Leveraging Dynamic Spare Capacity in Wireless Systems to Conserve Mobile Terminals' Energy

Abstract
In this paper, we study several ways in which mobile terminals can backoff on their uplink transmit power in order to extend battery lifetimes. This is particularly effective when a wireless system is underloaded as the degradation in user's perceived quality of service can be negligible. The challenge, however, is developing a mechanism that achieves a good tradeoff among transmit power, idling/circuit power, and the performance customers will see. We consider systems with flow-level dynamics supporting either real-time or best effort (e.g., file transfers) sessions.

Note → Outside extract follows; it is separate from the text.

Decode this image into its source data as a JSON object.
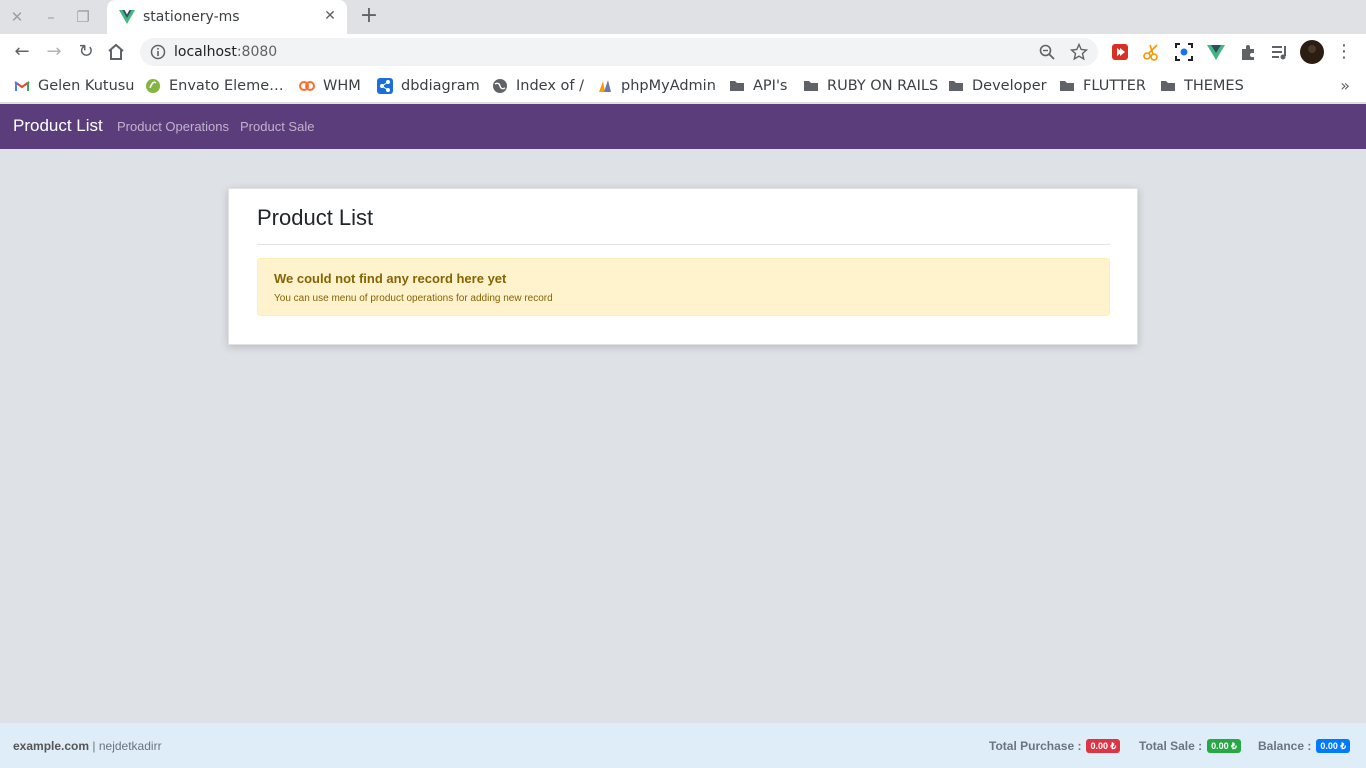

The energy-optimal transmission strategy for real-time sessions is determined by solving a convex optimization. An iterative approach exhibiting superlinear convergence achieves substantial amount energy savings, e.g., more than 50% when the session blocking probability is 0.1% or less. The case of file transfers is more subtle because power backoff changes the system dynamics. We study energy-efficient transmission strategies that realize energy-delay tradeoff. The proposed mechanism achieves a 35%-75% in energy savings depending on the load and file transfer target throughput. A key insight, relative to previous work focusing on static scenarios, is that idling power has a significant impact on energy-efficiency, while circuit power has limited impact as the load increases.